KARAWANG |Infokeadilan.com – RL Jeri S, S.H., praktisi hukum dari Kantor Hukum Jeri dan Rekan Kabupaten Karawang, angkat suara dan mengecam keras atas kasus dugaan penganiayaan oleh ibu tirinya terhadap anaknya yang berakibat hingga meninggal dunia. Kasus tersebut diketahui beredar melalui berbagai platform media sosial, dengan luka yang diderita korban dikatakan sangat parah sebelum akhirnya dirawat di salah satu rumah sakit di wilayah Sukabumi.
Dalam keterangannya pada hari Minggu (22/2/2026), Jeri menegaskan bahwa kekerasan terhadap anak, terutama bentuk fisik seperti memukul, menendang, atau tindakan agresif lainnya yang menyakiti, adalah tindakan yang sangat dilarang karena dapat memiliki konsekuensi fatal hingga kehilangan nyawa.
“Korban yang berinisial NS (12 tahun) merupakan seorang santri yang mengenyam pendidikan di pondok pesantren dan memiliki cita-cita yang mulia untuk menjadi seorang kyai,” ujar Jeri dengan nada sedih yang bercampur geram.
Ia juga menyampaikan dukacita mendalam dan berharap agar Allah SWT menempatkan korban di sisi yang terbaik, serta memberikan kekuatan kepada ayah kandungnya dan keluarga yang ditinggalkan.
Dari sisi yuridis, Jeri menjelaskan bahwa perlindungan anak merupakan prioritas utama dalam sistem peradilan pidana Indonesia, mengingat anak adalah subjek hukum yang rentan dan membutuhkan proteksi khusus dari negara.
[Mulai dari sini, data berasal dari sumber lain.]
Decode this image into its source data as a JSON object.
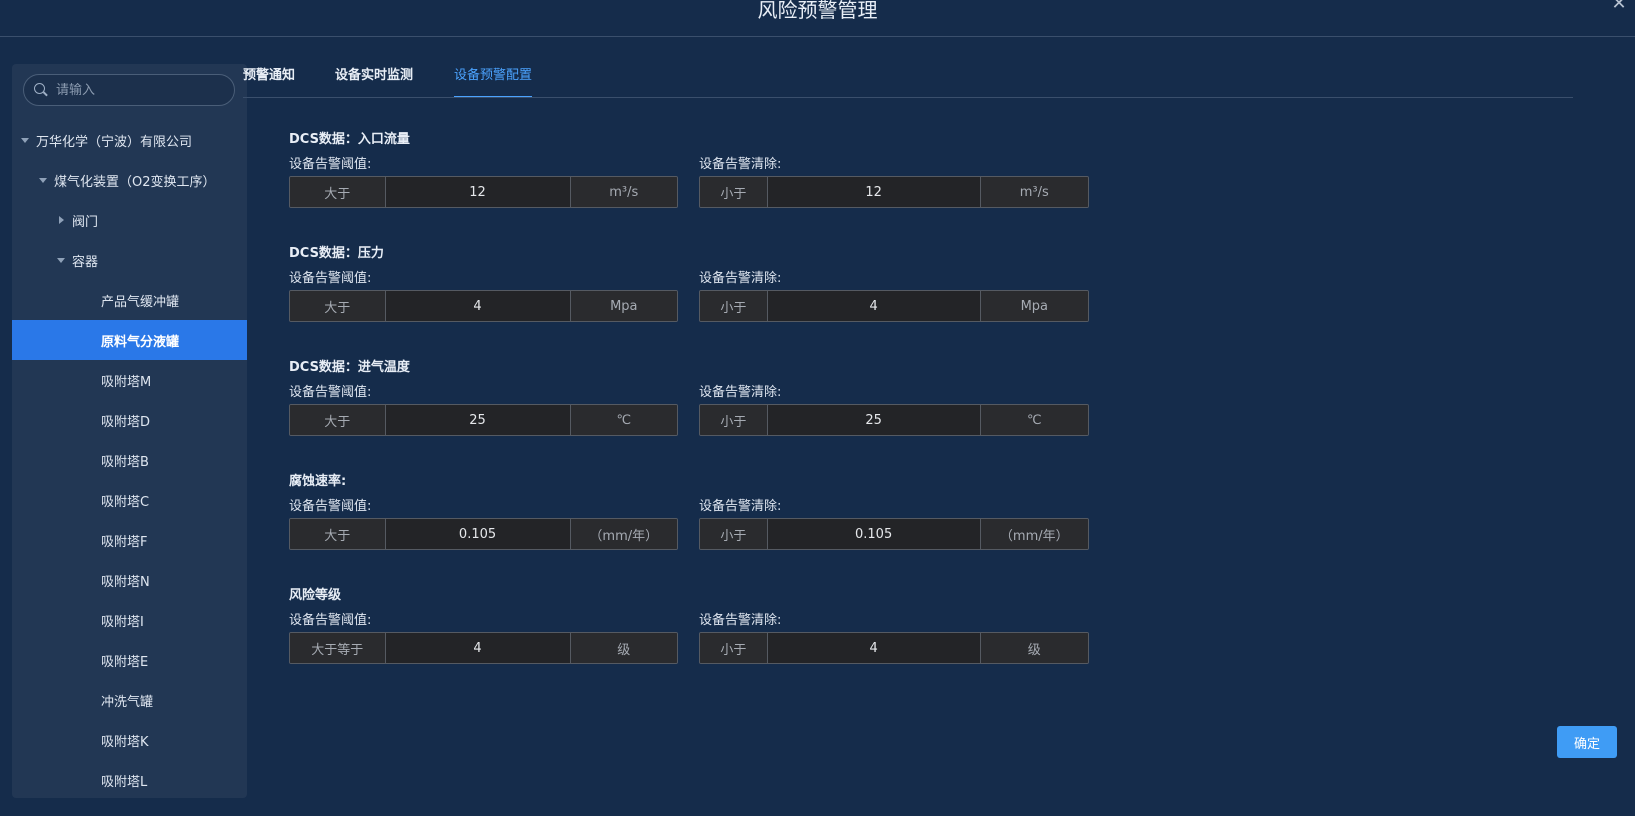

“Pasal 76D Undang-Undang Nomor 35 Tahun 2014 tentang Perlindungan Anak secara tegas melarang setiap orang melakukan kekerasan terhadap anak,” jelasnya.
Selain itu, Pasal 76C UU yang sama mengatur bahwa setiap orang dilarang menempatkan, membiarkan, melakukan, menyuruh melakukan, atau turut serta melakukan kekerasan terhadap anak.
“Adapun sanksi pidana bagi pelaku yang menyebabkan korban meninggal dunia diatur dalam Pasal 80 UU Perlindungan Anak, yaitu penjara paling lama 15 tahun dan/atau denda paling banyak Rp3 miliar. “Sanksi akan ditambah sepertiga apabila pelaku merupakan orang tua korban,” tegas Jeri.
Pada akhir keterangannya, praktisi hukum tersebut mengimbau Kapolda Jawa Barat melalui Kapolres Sukabumi untuk segera mengungkap kasus dugaan penganiayaan ini secara transparan.
“Kita percayakan seluruh proses penanganan kepada pihak berwenang agar dapat ditindaklanjuti dengan cepat dan tegas terhadap oknum ibu tiri tersebut jika semua bukti mengarah padanya,” pungkasnya.